In any event, the argument was not done in words, we just went back and forth rearranging the main floor of library house. I want the main floor to be the common room from a Chinese inn we stayed at in Moganshan with our husband. Ariadne wants it to be a carbon copy of our current dining room and kitchen. The discussion played out in the Sims. Every person in the system has a Sim version of themselves. Furthermore, every residential house in Emmengard has been meticulously built in the Sims. The only house that is constantly giving us trouble is library house, and only because of its constantly shifting nature.
When we argue about the shape of the mindscape we just play the Sims, and change the houses back and forth until we can all agree. It is an argument, in a way, but one without words. It may seem silly, but it is important, because when it is over everything feels clearer, the mindscape is crisper, unclouded by petty disputes.
When you share a mind, there are so many different ways to talk to each other. Even now as I look into the library house, from my living room in the real world, I can hear the others moving around upstairs and in the kitchen. The creeping fog has burned off and the wind has picked up. There is the sound of children’s voices echoing up from the valley where the glass house sits. The storm, is likely still coming, but right now it feels unimportant, and far enough away. We will be ready when it comes. The feel of the day itself tells me so.
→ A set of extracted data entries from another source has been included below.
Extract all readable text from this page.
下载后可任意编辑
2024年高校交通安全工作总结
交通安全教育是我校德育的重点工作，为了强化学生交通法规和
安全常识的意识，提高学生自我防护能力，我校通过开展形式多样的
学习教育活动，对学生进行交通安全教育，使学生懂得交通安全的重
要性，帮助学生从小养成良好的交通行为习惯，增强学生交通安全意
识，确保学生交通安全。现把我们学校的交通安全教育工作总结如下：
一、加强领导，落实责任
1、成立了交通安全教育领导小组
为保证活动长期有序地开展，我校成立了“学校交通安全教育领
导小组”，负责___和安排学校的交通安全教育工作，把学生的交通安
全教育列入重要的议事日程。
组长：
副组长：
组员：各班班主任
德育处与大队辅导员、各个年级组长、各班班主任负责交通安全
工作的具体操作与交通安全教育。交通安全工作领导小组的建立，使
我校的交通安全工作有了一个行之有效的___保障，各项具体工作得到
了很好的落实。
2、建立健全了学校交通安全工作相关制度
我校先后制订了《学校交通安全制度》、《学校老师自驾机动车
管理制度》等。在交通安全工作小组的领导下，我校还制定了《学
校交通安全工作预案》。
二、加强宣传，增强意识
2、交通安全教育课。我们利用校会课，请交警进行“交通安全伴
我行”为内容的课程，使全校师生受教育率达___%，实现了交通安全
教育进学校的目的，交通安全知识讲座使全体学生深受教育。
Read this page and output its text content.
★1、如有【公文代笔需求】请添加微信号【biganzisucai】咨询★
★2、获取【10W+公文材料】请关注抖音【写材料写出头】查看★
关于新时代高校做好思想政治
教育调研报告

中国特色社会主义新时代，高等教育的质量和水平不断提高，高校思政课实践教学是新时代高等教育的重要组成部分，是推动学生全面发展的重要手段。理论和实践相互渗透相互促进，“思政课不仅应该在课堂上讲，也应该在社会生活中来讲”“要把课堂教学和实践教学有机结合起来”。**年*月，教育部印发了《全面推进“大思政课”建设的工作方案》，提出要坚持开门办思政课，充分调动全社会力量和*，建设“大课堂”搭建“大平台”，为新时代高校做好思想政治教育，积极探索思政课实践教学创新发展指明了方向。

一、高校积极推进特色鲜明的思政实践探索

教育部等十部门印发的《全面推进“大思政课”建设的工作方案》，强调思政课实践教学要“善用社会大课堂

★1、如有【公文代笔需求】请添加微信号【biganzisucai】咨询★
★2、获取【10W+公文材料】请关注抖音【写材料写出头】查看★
So no matter what, keep calm, and talk to yourselves, in whatever fashion you all talk.
“To Migi, with Love”
The hush of waking, blurred,
The color of sorrow and the tangled yellow of dread
“Who am I?”
The unfurled green of life outstretched to the light;
Growing and bold and unashamed;
The clear knelling bell that cuts through the buzzing hum,
Fresh and startling, like the first stroke of pink on a gray landscape.
“Do you see you as I see you?” the green eyes ask laughing.
That sharp unexpected pain,
Tears leaping to your eyes:
To be seen, truly seen,
After being so invisible.
Outside the birds sing the song they are always singing,
That song with only one line
“I love you, I love you, I love you all.”
-Sylvia (In the icon picture I am the one with dreadlocks. I know I am a dirty hippy. Miles, a systemmate and dear friend, keeps telling me so.)